We consider the inverse problem of reconstructing the spatial layout of a place, a home floorplan for example, from a user’s movements inside that layout. Direct inversion is ill-posed since many floorplans can explain the same movement trajectories. We adopt a diffusion-based posterior sampler to generate layouts consistent with the measurements. While active research is in progress on generative inverse solvers, we find that the forward operator in our problem poses new challenges. The path planning process inside a floorplan is a non-invertible, non-differentiable function, and causes instability while optimizing using the likelihood score. We break-away from existing approaches and reformulate the likelihood score in a smoother embedding space. The embedding space is trained with a contrastive loss which brings compatible floorplans and trajectories close to each other, while pushing mismatched pairs far apart. We show that a surrogate form of the likelihood score in this embedding space is a valid approximation of the true likelihood score, making it possible to steer the denoising process towards the posterior. Across extensive experiments, our model CoGuide produces more consistent floorplans from trajectories, and is more robust than differentiable-planner baselines and guided-diffusion methods.
Abstract
Introduction
In our setting, the measurement arises from a forward process that reflects human path planning. Because the path-planning operator is non-linear, non-differentiable, and only partially observed, small changes in layout can cause drastic changes in the planned path. The figure below illustrates this: the left panel shows a floorplan with the measured trajectory, while the right panel shows how planners such as A*, Neural A*, TransPath, and DiPPeR can select very different paths to a slight layout change (bottom row) triggering large path differences.
Method
We address the concerns raised by the forward operator by guiding a diffusion prior with a surrogate likelihood from a smooth, contrastive trajectory–layout space instead of the direct pixel-space likelihood.
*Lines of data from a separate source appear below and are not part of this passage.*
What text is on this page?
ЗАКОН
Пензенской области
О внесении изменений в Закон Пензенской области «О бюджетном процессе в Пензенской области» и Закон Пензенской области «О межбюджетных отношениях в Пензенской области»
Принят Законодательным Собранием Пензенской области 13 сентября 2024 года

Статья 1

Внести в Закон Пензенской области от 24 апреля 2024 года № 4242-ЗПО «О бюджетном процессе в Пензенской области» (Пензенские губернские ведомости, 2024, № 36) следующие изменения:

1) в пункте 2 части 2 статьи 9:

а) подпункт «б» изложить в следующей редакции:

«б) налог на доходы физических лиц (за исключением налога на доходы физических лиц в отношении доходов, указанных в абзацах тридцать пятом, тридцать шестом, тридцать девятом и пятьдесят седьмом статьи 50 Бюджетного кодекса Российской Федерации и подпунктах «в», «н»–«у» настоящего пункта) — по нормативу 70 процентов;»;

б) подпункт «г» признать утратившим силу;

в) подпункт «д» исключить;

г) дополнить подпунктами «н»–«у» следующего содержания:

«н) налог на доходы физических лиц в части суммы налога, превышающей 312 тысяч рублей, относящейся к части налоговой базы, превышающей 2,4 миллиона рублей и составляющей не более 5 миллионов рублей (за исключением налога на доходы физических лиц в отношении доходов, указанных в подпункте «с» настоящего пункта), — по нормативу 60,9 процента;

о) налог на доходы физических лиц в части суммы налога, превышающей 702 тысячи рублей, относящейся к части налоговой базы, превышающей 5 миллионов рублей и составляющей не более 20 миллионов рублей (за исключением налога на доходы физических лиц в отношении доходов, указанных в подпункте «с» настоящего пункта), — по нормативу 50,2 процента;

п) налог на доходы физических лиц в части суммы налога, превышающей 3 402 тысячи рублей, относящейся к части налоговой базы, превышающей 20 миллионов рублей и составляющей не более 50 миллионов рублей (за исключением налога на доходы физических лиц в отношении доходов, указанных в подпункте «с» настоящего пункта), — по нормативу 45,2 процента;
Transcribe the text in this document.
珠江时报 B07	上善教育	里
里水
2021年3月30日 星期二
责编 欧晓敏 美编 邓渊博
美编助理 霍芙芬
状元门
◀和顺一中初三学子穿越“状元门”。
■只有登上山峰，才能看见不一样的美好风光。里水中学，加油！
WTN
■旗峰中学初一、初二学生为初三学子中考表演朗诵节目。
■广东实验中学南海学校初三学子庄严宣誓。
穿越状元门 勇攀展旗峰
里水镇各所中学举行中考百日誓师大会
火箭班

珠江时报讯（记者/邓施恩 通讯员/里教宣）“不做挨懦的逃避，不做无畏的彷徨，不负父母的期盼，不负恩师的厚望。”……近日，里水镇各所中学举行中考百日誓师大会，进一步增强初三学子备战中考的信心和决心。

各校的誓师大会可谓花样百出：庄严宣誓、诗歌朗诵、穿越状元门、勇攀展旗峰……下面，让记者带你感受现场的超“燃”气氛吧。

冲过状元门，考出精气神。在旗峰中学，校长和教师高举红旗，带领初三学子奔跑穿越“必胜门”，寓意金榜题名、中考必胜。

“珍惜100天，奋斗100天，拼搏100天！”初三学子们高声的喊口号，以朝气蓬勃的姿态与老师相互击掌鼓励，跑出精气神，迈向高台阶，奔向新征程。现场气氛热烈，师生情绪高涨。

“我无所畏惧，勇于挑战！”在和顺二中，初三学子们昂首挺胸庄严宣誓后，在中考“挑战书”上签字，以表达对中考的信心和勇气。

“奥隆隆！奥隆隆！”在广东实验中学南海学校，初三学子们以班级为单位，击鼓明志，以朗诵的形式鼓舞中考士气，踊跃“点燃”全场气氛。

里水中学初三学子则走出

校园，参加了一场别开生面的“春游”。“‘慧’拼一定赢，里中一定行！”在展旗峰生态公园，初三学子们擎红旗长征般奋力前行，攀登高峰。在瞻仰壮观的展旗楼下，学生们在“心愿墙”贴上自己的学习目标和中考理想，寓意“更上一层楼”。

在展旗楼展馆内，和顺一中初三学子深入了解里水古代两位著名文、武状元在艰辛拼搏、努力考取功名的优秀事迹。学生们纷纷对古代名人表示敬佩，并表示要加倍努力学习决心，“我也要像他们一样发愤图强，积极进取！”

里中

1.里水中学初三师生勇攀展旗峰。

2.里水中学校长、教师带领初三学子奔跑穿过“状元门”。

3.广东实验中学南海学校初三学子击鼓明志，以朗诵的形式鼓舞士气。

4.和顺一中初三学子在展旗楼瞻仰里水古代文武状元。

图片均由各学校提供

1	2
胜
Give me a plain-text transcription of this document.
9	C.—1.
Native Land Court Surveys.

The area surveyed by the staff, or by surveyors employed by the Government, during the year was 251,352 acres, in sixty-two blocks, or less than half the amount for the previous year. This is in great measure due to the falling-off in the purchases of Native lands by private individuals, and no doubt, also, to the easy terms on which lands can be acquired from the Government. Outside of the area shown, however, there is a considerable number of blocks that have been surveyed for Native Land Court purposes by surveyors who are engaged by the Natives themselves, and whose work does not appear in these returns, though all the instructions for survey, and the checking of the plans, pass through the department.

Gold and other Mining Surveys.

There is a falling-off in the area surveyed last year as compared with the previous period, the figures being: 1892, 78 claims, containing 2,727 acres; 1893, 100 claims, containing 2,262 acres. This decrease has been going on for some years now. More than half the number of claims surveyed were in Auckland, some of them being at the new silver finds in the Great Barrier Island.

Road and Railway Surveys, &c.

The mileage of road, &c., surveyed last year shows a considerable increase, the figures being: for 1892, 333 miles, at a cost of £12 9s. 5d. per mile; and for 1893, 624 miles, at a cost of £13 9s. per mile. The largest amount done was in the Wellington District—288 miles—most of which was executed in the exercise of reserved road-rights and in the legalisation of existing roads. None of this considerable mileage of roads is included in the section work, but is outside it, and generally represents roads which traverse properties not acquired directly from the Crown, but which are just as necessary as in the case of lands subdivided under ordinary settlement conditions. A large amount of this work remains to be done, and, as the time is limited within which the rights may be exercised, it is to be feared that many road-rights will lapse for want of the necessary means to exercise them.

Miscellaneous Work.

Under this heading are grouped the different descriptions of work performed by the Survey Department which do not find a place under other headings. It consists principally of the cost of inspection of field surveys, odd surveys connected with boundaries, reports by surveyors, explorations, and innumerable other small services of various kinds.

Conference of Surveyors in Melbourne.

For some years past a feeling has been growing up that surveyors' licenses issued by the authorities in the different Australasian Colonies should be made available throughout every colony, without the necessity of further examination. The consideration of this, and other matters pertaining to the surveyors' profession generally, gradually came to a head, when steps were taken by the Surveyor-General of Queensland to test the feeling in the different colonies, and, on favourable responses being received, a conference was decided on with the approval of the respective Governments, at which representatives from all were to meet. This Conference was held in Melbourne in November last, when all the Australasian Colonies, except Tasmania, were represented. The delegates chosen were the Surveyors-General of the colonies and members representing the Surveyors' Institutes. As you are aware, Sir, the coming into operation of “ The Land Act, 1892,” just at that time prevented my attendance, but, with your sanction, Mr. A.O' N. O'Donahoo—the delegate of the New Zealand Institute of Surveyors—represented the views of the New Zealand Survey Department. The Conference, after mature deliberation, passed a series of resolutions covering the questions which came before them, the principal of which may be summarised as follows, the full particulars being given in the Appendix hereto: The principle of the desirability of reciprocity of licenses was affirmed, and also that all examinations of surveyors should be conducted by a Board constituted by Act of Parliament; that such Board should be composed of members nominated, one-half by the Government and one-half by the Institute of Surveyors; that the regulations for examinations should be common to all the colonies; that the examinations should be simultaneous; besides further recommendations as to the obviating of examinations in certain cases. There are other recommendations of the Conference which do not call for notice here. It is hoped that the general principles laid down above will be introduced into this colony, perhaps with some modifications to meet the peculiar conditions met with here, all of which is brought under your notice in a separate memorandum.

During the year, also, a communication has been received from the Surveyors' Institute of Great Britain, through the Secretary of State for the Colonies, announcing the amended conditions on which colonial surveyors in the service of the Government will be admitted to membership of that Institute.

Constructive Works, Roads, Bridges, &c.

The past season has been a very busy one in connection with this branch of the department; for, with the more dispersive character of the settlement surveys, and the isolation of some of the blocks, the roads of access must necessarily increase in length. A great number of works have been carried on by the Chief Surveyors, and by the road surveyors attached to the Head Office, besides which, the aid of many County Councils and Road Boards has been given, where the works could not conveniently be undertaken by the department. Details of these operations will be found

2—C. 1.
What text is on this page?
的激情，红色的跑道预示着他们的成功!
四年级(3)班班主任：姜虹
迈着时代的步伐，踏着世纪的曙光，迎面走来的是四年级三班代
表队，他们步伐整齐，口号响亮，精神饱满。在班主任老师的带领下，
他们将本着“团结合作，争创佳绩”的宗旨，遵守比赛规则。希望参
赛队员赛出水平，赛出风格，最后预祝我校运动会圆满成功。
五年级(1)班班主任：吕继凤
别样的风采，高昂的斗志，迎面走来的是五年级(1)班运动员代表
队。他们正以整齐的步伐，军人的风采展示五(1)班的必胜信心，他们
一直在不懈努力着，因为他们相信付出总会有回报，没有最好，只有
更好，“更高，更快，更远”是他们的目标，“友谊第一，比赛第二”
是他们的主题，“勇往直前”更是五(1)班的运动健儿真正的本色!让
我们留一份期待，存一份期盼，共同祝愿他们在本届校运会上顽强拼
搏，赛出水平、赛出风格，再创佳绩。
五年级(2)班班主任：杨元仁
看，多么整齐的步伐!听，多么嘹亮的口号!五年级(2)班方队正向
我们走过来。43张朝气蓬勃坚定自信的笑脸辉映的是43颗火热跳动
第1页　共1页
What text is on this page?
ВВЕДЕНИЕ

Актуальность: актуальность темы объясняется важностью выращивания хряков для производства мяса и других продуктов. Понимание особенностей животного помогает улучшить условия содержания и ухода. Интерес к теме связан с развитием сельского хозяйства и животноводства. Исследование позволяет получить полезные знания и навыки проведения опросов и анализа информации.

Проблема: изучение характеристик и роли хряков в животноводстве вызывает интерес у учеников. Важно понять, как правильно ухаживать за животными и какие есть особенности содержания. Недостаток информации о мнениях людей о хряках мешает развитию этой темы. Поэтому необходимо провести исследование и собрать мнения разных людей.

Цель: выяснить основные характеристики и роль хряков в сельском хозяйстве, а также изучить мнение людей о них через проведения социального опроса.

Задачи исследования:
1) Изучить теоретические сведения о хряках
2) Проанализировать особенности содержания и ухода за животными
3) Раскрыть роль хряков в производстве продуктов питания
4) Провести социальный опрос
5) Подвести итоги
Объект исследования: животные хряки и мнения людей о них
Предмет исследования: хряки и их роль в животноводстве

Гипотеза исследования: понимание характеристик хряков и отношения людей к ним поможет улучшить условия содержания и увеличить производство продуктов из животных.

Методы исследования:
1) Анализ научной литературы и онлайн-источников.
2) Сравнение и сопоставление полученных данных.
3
The resulting contrastive space (shown right) clusters compatible trajectory–layout pairs while pushing apart incompatible pairs. This yields a smoother likelihood score that is more amenable to gradient-based optimization. The contrastive model is trained with a combination of Supervised Contrastive Loss (SupCon), and an alignment loss. We also adapt Adam and DDIM into the reverse-time update to improve convergence and speed. The complete CoGuide algorithm is shown below.
Algorithm
Reverse Denoising Process
Below, we show several examples of the reverse denoising process under CoGuide that samples from the posterior \(p(\mathbf{x}|\mathbf{y})\). Each image has 3 columns: the leftmost column is the ground truth floorplan \(\mathbf{x}\), the middle column is the measured trajectory \(\mathbf{y}\), and the rightmost column shows the denoising process \(\mathbf{x}_T \rightarrow \mathbf{x}_0\) , from pure noise to the final output.








Results
Qualitative
CoGuide produces floorplans that align with the measured trajectory while avoiding common artifacts from planner-guided methods (see below). DPS+planner variants, DiffPIR, and DMPlug frequently violate trajectory consistency or introduce spurious walls. Although CFG can score well on metrics, its visuals are not always faithful and generates artifacts. CoGuide yields cleaner, trajectory-consistent layouts across diverse test scenes.
Quantitative
In the table shown below, we report F1/IoU (mean ± std) across three trajectory-density regimes (low, medium, high). CoGuide leads in the sparse and moderate settings, surpassing CFG and DPS variants, and remains competitive in the dense regime where CFG is strongest. Overall, CoGuide consistently outperforms DPS-based (differentiable) planners, DiffPIR, and DMPlug.
Ablations
Noise Robustness
To model real-world localization errors, we inject Gaussian noise during trajectory generation and sweep the noise standard deviation across densities. The resulting comparison plot is shown below. As noise increases, performance degrades gracefully; higher trajectory density mitigates the impact and sustains stronger accuracy.
Optimizers and Samplers
We incorporate Adam into the reverse-time diffusion and compare against standard gradient descent under both DDPM and DDIM samplers. The table below demonstrates that Adam consistently improves convergence and final metrics across samplers, while DDIM achieves comparable accuracy to DDPM with fewer steps.
- DDPM vs. DDIM: speed–accuracy trade-off is minimal under our guidance.
- Adam vs. SGD: Adam converges faster; final metrics are comparable.
Uncertainty vs. Trajectory Density
We also draw multiple samples from the posterior and compute the variance of the distance transform (with small translation tolerance) to estimate spatial uncertainty (see fig below). As trajectory density increases (across rows), uncertainty shrinks (reduction in the amount of "redness"), highlighting where additional user-collected trajectories would be most informative in a user-in-the-loop setting.